In fact, it turns out that one can choose $\delta$ continuously in terms of $\varepsilon$. More precisely, the following result holds true : If $f:E\to F$ is a continuous map between two metric spaces $E$ and $F$, then there is a continuous function $\delta:E\times (0,\infty)\to (0,\infty)$ such that, for all $(x,y,\varepsilon)\in E\times E\times (0,\infty)$, $$d_E(x,y)<\delta(x,\varepsilon)\implies d_F(f(x),f(y))<\varepsilon\, . $$
I read this several years ago in an American Math. Monthly article, but I can remember neither the title of the article, nor the name(s) of the author(s). It would be nice if someone could give me the reference...
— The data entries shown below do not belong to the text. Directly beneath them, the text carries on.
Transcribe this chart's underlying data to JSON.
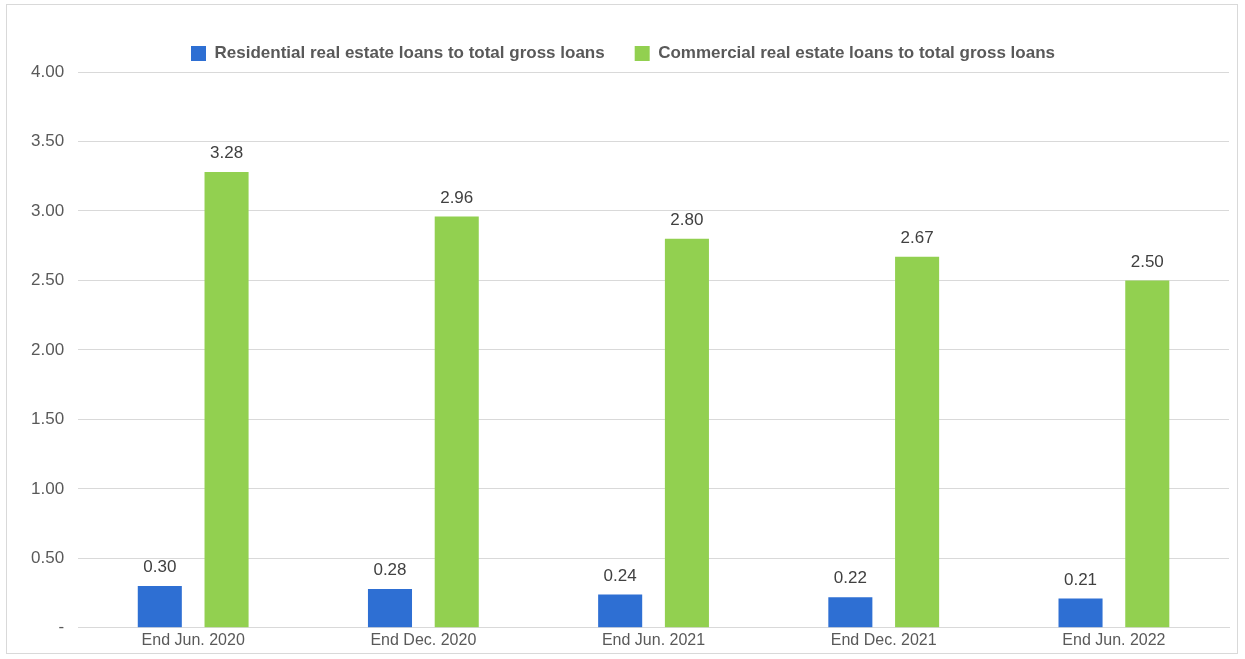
{
  "chart_data": {
    "type": "bar",
    "categories": [
      "End Jun. 2020",
      "End Dec. 2020",
      "End Jun. 2021",
      "End Dec. 2021",
      "End Jun. 2022"
    ],
    "series": [
      {
        "name": "Residential real estate loans to total gross loans",
        "color": "#2e6fd3",
        "values": [
          0.3,
          0.28,
          0.24,
          0.22,
          0.21
        ],
        "value_labels": [
          "0.30",
          "0.28",
          "0.24",
          "0.22",
          "0.21"
        ]
      },
      {
        "name": "Commercial real estate loans to total gross loans",
        "color": "#92d050",
        "values": [
          3.28,
          2.96,
          2.8,
          2.67,
          2.5
        ],
        "value_labels": [
          "3.28",
          "2.96",
          "2.80",
          "2.67",
          "2.50"
        ]
      }
    ],
    "ylim": [
      0,
      4
    ],
    "yticks": [
      {
        "value": 0,
        "label": "-"
      },
      {
        "value": 0.5,
        "label": "0.50"
      },
      {
        "value": 1,
        "label": "1.00"
      },
      {
        "value": 1.5,
        "label": "1.50"
      },
      {
        "value": 2,
        "label": "2.00"
      },
      {
        "value": 2.5,
        "label": "2.50"
      },
      {
        "value": 3,
        "label": "3.00"
      },
      {
        "value": 3.5,
        "label": "3.50"
      },
      {
        "value": 4,
        "label": "4.00"
      }
    ],
    "grid": "y",
    "legend": "top"
  }
}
Here is one way of proving this result. Consider the set $$C=\{ (x,y,\varepsilon)\in E\times E\times (0,\infty);\; d(f(x),f(y))\geq \varepsilon\, . $$
Since $f$ is continuous, $C$ is closed in $E\times E\times (0,\infty)$ (endowed with the product topology), and clearly $(x,x,\varepsilon)\not\in C$ for any $(x,\varepsilon)\in E\times (0,\infty)$. It follows that if we fix a metric $\rho$ on $E\times E\times(0,\infty)$ (compatible with the product topology), then ${\rm dist}_\rho \left((x,x,\varepsilon),C\right)>0$.
We take for $\rho$ the metric
$$\rho((x,y,\varepsilon), (x',y',\varepsilon'))=\max(d_E(x,x'),d_E(y,y'),\vert\varepsilon-\varepsilon'\vert) $$
and we define $\delta :E\times (0,\infty)\to (0,\infty)$ by
$$\delta(x,\varepsilon)={\rm dist}_\rho \left((x,x,\varepsilon),C\right) $$
Then the dunction $\delta$ is continuous, and it is straightforward to check that it has the required property. Indeed, if $x,y\in E$ and $\varepsilon >0$, then $d_E(x,y)=\rho((x,x,\varepsilon), (x,y,\varepsilon))$ by the definition of the metric $\rho$. Hence, if $d_E(x,y)<\delta(x,\varepsilon)$, then $(x,y,\varepsilon)\not\in C$ by the very definition of $\delta(x,\varepsilon)$, i.e. $d_F(f(x),f(y))<\varepsilon$.